Zu diesem Kontrast habe ich schon etwas gesagt.
Alles fühlt sich wie in Zeitlupe an. Und all die Möglichkeiten, die nicht offen stehen, all das, was niemals passieren wird, tritt mir in wunderschönen Worten entgegen. All die Buntheit, all das Neonlicht verwandelt sich in melancholische Farben, in ein Bild, das in seiner Klarheit verschwimmt (ich muss es so entgegensätzlich ausdrücken, denn andere Worte gibt es dafür nicht).

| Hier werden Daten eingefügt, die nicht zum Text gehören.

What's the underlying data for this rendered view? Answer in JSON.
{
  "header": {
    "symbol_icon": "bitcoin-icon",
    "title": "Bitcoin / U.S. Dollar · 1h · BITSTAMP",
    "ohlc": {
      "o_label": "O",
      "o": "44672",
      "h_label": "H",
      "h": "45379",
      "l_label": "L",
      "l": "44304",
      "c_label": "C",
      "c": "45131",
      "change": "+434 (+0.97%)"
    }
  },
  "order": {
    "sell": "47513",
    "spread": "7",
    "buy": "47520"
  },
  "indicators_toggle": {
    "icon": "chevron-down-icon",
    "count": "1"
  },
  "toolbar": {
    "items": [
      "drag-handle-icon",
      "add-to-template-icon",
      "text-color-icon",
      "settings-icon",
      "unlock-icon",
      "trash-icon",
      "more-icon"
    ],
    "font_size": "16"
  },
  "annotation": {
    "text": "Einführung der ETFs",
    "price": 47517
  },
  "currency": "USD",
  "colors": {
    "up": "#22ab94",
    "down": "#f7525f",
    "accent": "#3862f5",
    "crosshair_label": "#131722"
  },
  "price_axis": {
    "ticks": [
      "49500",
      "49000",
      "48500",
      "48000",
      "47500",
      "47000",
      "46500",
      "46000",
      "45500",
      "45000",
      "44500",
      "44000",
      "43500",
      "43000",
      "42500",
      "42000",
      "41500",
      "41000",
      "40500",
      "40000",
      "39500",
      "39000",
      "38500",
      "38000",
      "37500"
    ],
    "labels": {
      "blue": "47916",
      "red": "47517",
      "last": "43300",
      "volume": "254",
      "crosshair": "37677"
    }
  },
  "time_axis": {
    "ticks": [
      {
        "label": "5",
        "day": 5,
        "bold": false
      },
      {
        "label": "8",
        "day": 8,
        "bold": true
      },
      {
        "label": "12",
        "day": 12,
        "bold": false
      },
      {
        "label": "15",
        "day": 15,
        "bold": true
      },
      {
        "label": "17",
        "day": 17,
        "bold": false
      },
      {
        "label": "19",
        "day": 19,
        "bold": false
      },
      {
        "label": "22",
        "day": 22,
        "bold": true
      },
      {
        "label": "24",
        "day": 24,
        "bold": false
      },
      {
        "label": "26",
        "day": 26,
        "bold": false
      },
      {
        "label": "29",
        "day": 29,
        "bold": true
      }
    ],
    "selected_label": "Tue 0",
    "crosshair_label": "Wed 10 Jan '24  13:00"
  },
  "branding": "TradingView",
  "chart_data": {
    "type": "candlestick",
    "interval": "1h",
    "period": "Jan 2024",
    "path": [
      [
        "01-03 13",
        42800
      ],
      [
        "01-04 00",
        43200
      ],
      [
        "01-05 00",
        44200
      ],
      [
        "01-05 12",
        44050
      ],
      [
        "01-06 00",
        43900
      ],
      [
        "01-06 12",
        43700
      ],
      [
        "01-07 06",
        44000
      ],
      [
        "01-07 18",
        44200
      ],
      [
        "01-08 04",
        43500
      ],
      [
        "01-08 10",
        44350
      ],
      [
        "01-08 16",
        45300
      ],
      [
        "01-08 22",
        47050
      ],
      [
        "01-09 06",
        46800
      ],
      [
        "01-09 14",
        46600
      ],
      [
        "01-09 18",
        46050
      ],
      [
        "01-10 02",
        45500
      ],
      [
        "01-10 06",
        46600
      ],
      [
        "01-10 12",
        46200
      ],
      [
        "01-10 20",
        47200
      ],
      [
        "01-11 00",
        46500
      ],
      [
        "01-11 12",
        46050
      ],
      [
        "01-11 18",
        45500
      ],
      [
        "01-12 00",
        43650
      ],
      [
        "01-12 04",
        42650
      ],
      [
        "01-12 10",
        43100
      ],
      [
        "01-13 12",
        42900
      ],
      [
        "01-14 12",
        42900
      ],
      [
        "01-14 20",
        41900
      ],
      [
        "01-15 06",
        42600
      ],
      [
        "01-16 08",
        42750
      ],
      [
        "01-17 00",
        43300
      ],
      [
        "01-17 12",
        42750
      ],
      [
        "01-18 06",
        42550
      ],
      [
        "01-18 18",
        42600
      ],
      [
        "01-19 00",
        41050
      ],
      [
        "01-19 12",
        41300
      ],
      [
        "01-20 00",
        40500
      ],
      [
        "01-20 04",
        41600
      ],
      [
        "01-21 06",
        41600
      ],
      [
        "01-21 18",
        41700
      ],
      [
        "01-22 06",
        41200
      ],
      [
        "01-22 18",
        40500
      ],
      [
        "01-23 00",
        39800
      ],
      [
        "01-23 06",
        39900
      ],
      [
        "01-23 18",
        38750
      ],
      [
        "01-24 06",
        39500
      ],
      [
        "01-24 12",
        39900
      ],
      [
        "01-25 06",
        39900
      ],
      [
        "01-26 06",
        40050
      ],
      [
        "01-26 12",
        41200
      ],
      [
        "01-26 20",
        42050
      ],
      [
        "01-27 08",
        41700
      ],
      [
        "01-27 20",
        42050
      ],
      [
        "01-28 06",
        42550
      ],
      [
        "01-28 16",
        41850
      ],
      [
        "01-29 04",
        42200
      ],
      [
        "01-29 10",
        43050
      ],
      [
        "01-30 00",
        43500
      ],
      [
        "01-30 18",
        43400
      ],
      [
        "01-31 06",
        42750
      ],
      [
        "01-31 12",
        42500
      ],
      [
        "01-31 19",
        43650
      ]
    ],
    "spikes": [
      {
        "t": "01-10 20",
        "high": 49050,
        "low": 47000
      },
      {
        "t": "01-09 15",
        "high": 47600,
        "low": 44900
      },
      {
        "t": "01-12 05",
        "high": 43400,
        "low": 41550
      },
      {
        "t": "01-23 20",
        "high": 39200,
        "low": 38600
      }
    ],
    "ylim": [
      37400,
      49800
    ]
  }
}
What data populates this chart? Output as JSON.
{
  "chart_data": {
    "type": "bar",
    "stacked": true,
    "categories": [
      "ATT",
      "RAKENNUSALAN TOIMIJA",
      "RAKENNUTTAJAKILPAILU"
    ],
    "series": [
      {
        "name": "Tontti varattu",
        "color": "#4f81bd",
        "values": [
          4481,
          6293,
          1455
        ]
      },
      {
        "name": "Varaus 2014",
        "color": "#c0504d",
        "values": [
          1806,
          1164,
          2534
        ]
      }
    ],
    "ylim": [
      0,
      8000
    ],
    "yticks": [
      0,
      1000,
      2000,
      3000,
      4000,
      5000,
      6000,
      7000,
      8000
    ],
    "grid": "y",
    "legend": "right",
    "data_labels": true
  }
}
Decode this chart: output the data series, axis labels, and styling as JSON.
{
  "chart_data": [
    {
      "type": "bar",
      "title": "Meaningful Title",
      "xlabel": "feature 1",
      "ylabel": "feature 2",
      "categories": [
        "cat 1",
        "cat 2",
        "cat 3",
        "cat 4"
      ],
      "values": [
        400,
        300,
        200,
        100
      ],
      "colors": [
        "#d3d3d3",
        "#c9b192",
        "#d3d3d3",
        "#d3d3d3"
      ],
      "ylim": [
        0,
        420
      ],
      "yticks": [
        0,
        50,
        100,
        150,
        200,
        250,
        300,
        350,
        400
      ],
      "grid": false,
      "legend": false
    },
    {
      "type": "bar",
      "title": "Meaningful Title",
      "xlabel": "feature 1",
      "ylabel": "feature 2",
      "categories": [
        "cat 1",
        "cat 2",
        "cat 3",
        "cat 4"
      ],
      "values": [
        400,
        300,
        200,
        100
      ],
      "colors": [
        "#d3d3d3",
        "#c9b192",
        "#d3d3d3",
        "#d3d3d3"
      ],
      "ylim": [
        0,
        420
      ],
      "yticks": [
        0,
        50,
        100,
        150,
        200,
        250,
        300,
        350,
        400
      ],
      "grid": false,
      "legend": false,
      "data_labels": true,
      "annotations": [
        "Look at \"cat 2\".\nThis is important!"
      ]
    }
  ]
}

Was ich beeindruckend finde: Du hast die heranrollende Stille andersrum dargestellt, als ich sie für mich "durchdacht" habe. Es gibt eine Steigerung, einer "lauten Stille" in deiner Figur, dann kommt der Schnitt und dadurch hebt sich die eigentliche Stille noch heftiger hervor. Hochinteressant.

Zu den Aussparungen wollte ich noch sagen, dass sie mich an das Lied "Auf der Mauer, auf der Lauer" erinnern. Diese Wanze, die man zu immer weniger macht und irgendwann ist nur noch die Aussparung da, aber viele Kinder singen immer wieder rein in die Aussparung, weil die Wanze ja doch noch da ist. Man kann sie nicht einfach wegmachen. Und das Tanzen auch nicht.
Das eingeklammerte Ich habe ich als die anonyme Selbstwahrnehmung deines LI unter vielen Fischen empfunden, aber das habe ich auch bereits erwähnt.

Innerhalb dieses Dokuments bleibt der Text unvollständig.